O trabalho foca especialmente em estudantes de periferia, promovendo o incentivo à leitura e o desenvolvimento da interpretação de texto através das rimas. Mais do que uma aula de música, a iniciativa busca a transformação social, auxiliando os jovens a vencerem a timidez e a desenvolverem uma visão crítica sobre a própria realidade.
A proposta de SKP não é sobre entretenimento somente. Existe um cuidado pedagógico em cada oficina, com foco em resultados que possam refletir no boletim escolar e na convivência familiar dos participantes. “Trabalhamos essas frentes com uma metodologia única que impacta não só o desempenho escolar, mas também a vida pessoal e familiar desses jovens. É o hip hop como ferramenta de transformação social e de abertura de perspectivas. A mente e o paraquedas funcionam melhor quando estão abertos, a essência é viva”, afirmou o artista durante uma entrevista na Rádio Pontal.
Pioneirismo
A atuação de Thiago nas comunidades não é recente. Com 18 anos de estrada, o rapper foi pioneiro ao levar o gênero para dentro das instituições de ensino, enfrentando barreiras que iam muito além da falta de recursos. Em 2008, o reconhecimento veio com o “Grammy da Periferia”, uma premiação de votação popular em Itabira que destacou seu nome.

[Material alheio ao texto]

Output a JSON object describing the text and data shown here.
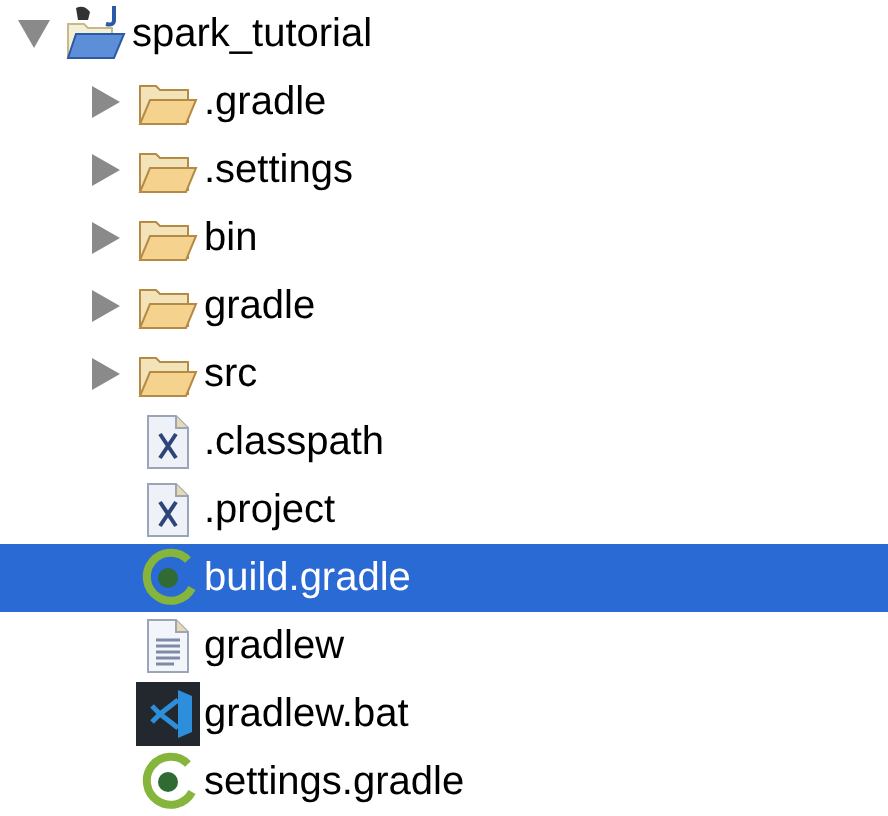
{
  "tree": {
    "label": "spark_tutorial",
    "kind": "project",
    "expanded": true,
    "selected": false,
    "children": [
      {
        "label": ".gradle",
        "kind": "folder",
        "expanded": false,
        "selected": false
      },
      {
        "label": ".settings",
        "kind": "folder",
        "expanded": false,
        "selected": false
      },
      {
        "label": "bin",
        "kind": "folder",
        "expanded": false,
        "selected": false
      },
      {
        "label": "gradle",
        "kind": "folder",
        "expanded": false,
        "selected": false
      },
      {
        "label": "src",
        "kind": "folder",
        "expanded": false,
        "selected": false
      },
      {
        "label": ".classpath",
        "kind": "xml",
        "selected": false
      },
      {
        "label": ".project",
        "kind": "xml",
        "selected": false
      },
      {
        "label": "build.gradle",
        "kind": "gradle",
        "selected": true
      },
      {
        "label": "gradlew",
        "kind": "text",
        "selected": false
      },
      {
        "label": "gradlew.bat",
        "kind": "script",
        "selected": false
      },
      {
        "label": "settings.gradle",
        "kind": "gradle",
        "selected": false
      }
    ]
  }
}
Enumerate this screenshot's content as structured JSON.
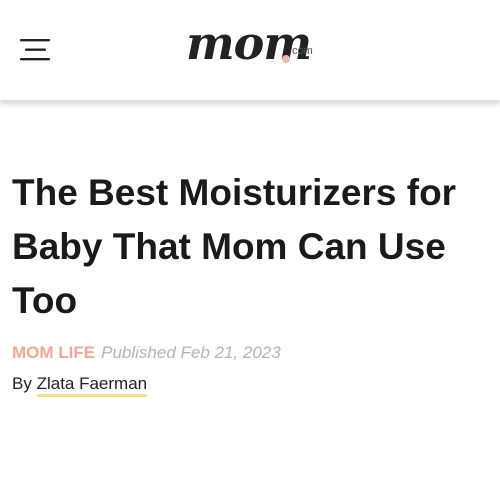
{
  "header": {
    "menu_icon": "hamburger-menu-icon",
    "logo": {
      "word": "mom",
      "suffix": ".com",
      "dot_color": "#f2b8a8"
    }
  },
  "article": {
    "title": "The Best Moisturizers for Baby That Mom Can Use Too",
    "category": "MOM LIFE",
    "published": "Published Feb 21, 2023",
    "byline_prefix": "By",
    "author": "Zlata Faerman"
  },
  "colors": {
    "category": "#f0a892",
    "author_underline": "#f6e08a",
    "title": "#1a1a1a"
  }
}
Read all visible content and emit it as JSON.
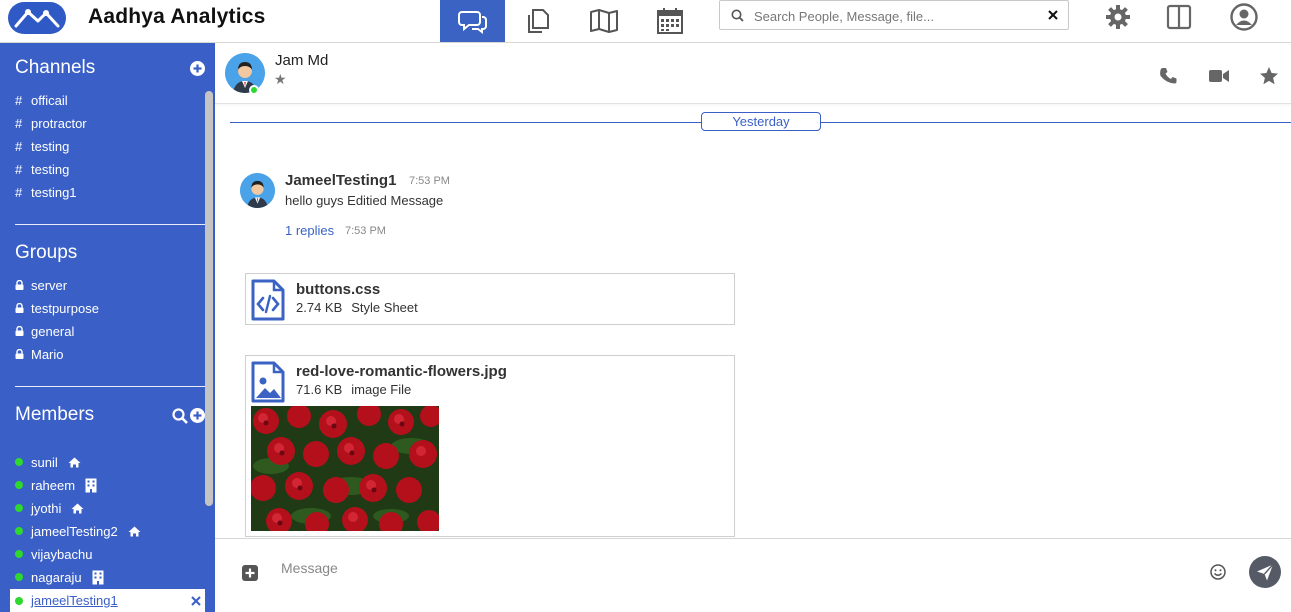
{
  "app": {
    "name": "Aadhya Analytics"
  },
  "nav": [
    {
      "icon": "chat-bubbles-icon",
      "active": true
    },
    {
      "icon": "files-icon",
      "active": false
    },
    {
      "icon": "map-icon",
      "active": false
    },
    {
      "icon": "calendar-icon",
      "active": false
    }
  ],
  "search": {
    "placeholder": "Search People, Message, file...",
    "value": ""
  },
  "topbar_icons": [
    "gear-icon",
    "split-panel-icon",
    "user-account-icon"
  ],
  "colors": {
    "brand": "#3a5fc6",
    "online": "#2ed82e",
    "active_nav": "#3a63c4"
  },
  "sidebar": {
    "channels": {
      "title": "Channels",
      "items": [
        {
          "prefix": "#",
          "label": "officail"
        },
        {
          "prefix": "#",
          "label": "protractor"
        },
        {
          "prefix": "#",
          "label": "testing"
        },
        {
          "prefix": "#",
          "label": "testing"
        },
        {
          "prefix": "#",
          "label": "testing1"
        }
      ]
    },
    "groups": {
      "title": "Groups",
      "items": [
        {
          "label": "server"
        },
        {
          "label": "testpurpose"
        },
        {
          "label": "general"
        },
        {
          "label": "Mario"
        }
      ]
    },
    "members": {
      "title": "Members",
      "items": [
        {
          "label": "sunil",
          "badge": "home-icon"
        },
        {
          "label": "raheem",
          "badge": "building-icon"
        },
        {
          "label": "jyothi",
          "badge": "home-icon"
        },
        {
          "label": "jameelTesting2",
          "badge": "home-icon"
        },
        {
          "label": "vijaybachu",
          "badge": ""
        },
        {
          "label": "nagaraju",
          "badge": "building-icon"
        },
        {
          "label": "jameelTesting1",
          "badge": "",
          "selected": true
        }
      ]
    }
  },
  "chat": {
    "contact_name": "Jam Md",
    "contact_star": "★",
    "day_divider": "Yesterday",
    "message": {
      "user": "JameelTesting1",
      "time": "7:53 PM",
      "text": "hello guys Editied Message",
      "replies": "1 replies",
      "replies_time": "7:53 PM"
    },
    "attachments": [
      {
        "name": "buttons.css",
        "size": "2.74 KB",
        "type": "Style Sheet",
        "icon": "code-file-icon"
      },
      {
        "name": "red-love-romantic-flowers.jpg",
        "size": "71.6 KB",
        "type": "image File",
        "icon": "image-file-icon"
      }
    ]
  },
  "composer": {
    "placeholder": "Message",
    "value": ""
  }
}
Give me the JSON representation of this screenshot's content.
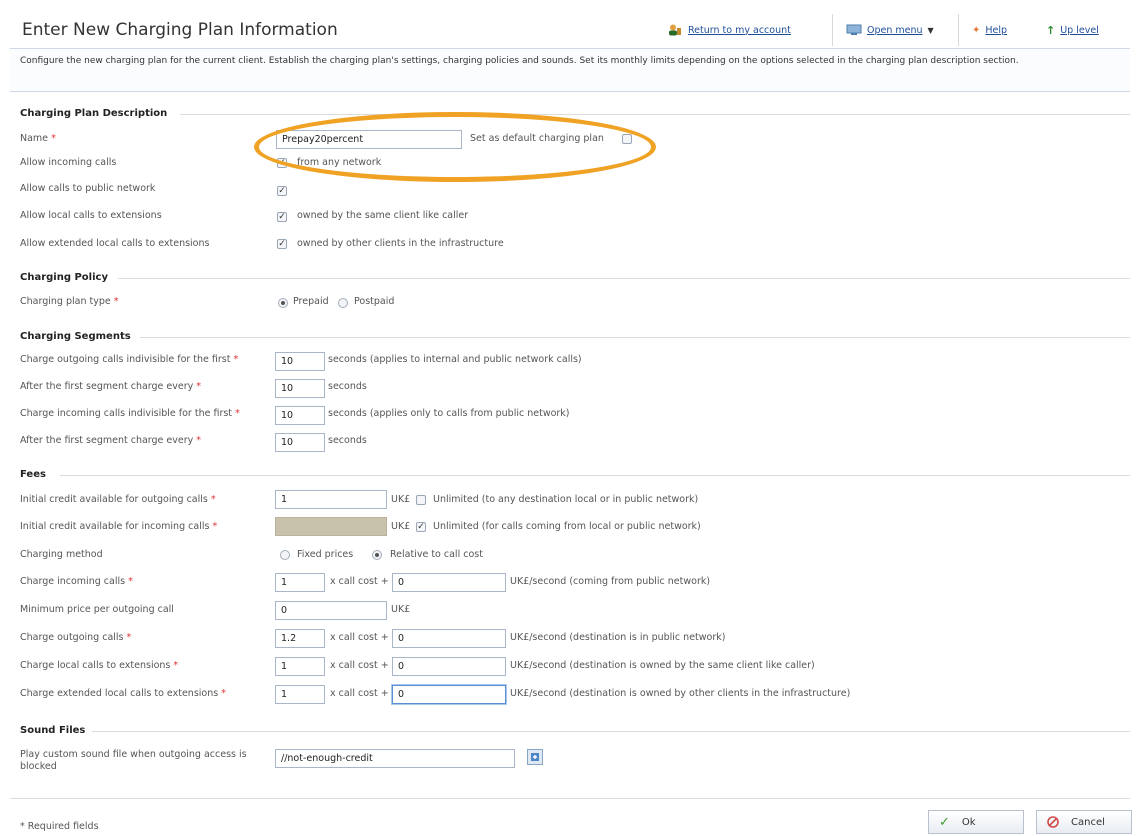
{
  "page": {
    "title": "Enter New Charging Plan Information",
    "description": "Configure the new charging plan for the current client. Establish the charging plan's settings, charging policies and sounds. Set its monthly limits depending on the options selected in the charging plan description section."
  },
  "nav": {
    "return_label": "Return to my account",
    "open_menu_label": "Open menu",
    "help_label": "Help",
    "up_level_label": "Up level"
  },
  "sections": {
    "description": "Charging Plan Description",
    "policy": "Charging Policy",
    "segments": "Charging Segments",
    "fees": "Fees",
    "sounds": "Sound Files"
  },
  "desc": {
    "name_label": "Name",
    "name_value": "Prepay20percent",
    "default_label": "Set as default charging plan",
    "incoming_label": "Allow incoming calls",
    "incoming_text": "from any network",
    "public_label": "Allow calls to public network",
    "local_label": "Allow local calls to extensions",
    "local_text": "owned by the same client like caller",
    "extended_label": "Allow extended local calls to extensions",
    "extended_text": "owned by other clients in the infrastructure"
  },
  "policy": {
    "type_label": "Charging plan type",
    "prepaid": "Prepaid",
    "postpaid": "Postpaid"
  },
  "segments": {
    "out_first_label": "Charge outgoing calls indivisible for the first",
    "out_first_value": "10",
    "out_first_note": "seconds (applies to internal and public network calls)",
    "out_every_label": "After the first segment charge every",
    "out_every_value": "10",
    "out_every_note": "seconds",
    "in_first_label": "Charge incoming calls indivisible for the first",
    "in_first_value": "10",
    "in_first_note": "seconds (applies only to calls from public network)",
    "in_every_label": "After the first segment charge every",
    "in_every_value": "10",
    "in_every_note": "seconds"
  },
  "fees": {
    "credit_out_label": "Initial credit available for outgoing calls",
    "credit_out_value": "1",
    "credit_out_unit": "UK£",
    "credit_out_unlimited": "Unlimited (to any destination local or in public network)",
    "credit_in_label": "Initial credit available for incoming calls",
    "credit_in_unit": "UK£",
    "credit_in_unlimited": "Unlimited (for calls coming from local or public network)",
    "method_label": "Charging method",
    "method_fixed": "Fixed prices",
    "method_relative": "Relative to call cost",
    "in_calls_label": "Charge incoming calls",
    "in_calls_mult": "1",
    "in_calls_add": "0",
    "in_calls_note": "UK£/second (coming from public network)",
    "min_price_label": "Minimum price per outgoing call",
    "min_price_value": "0",
    "min_price_unit": "UK£",
    "out_calls_label": "Charge outgoing calls",
    "out_calls_mult": "1.2",
    "out_calls_add": "0",
    "out_calls_note": "UK£/second (destination is in public network)",
    "local_calls_label": "Charge local calls to extensions",
    "local_calls_mult": "1",
    "local_calls_add": "0",
    "local_calls_note": "UK£/second (destination is owned by the same client like caller)",
    "ext_calls_label": "Charge extended local calls to extensions",
    "ext_calls_mult": "1",
    "ext_calls_add": "0",
    "ext_calls_note": "UK£/second (destination is owned by other clients in the infrastructure)",
    "x_call_cost": "x call cost +"
  },
  "sounds": {
    "play_label": "Play custom sound file when outgoing access is blocked",
    "file_value": "//not-enough-credit"
  },
  "footer": {
    "required_note": "* Required fields",
    "ok_label": "Ok",
    "cancel_label": "Cancel"
  },
  "required_mark": "*",
  "colors": {
    "accent": "#1f4e99",
    "highlight_oval": "#f0a225",
    "required": "#d33333"
  }
}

Porém, ele recorda que o sucesso trouxe à tona a resistência de parte da cidade. Essa trajetória é marcada pelo pioneirismo de sua atuação nas escolas desde 2008, pelo reconhecimento através de importantes premiações populares na cidade e por uma quebra de paradigma, combatendo o preconceito social contra o gênero musical.
“O preconceito não veio da periferia. O preconceito veio da sociedade. Tipo, que música é essa que está ganhando espaço? Isso é música de marginal?”, relembrou SKP em entrevista, destacando que a aceitação do rap como ferramenta educativa foi uma conquista desafiadora, mas necessária para que hoje o hip hop seja respeitado.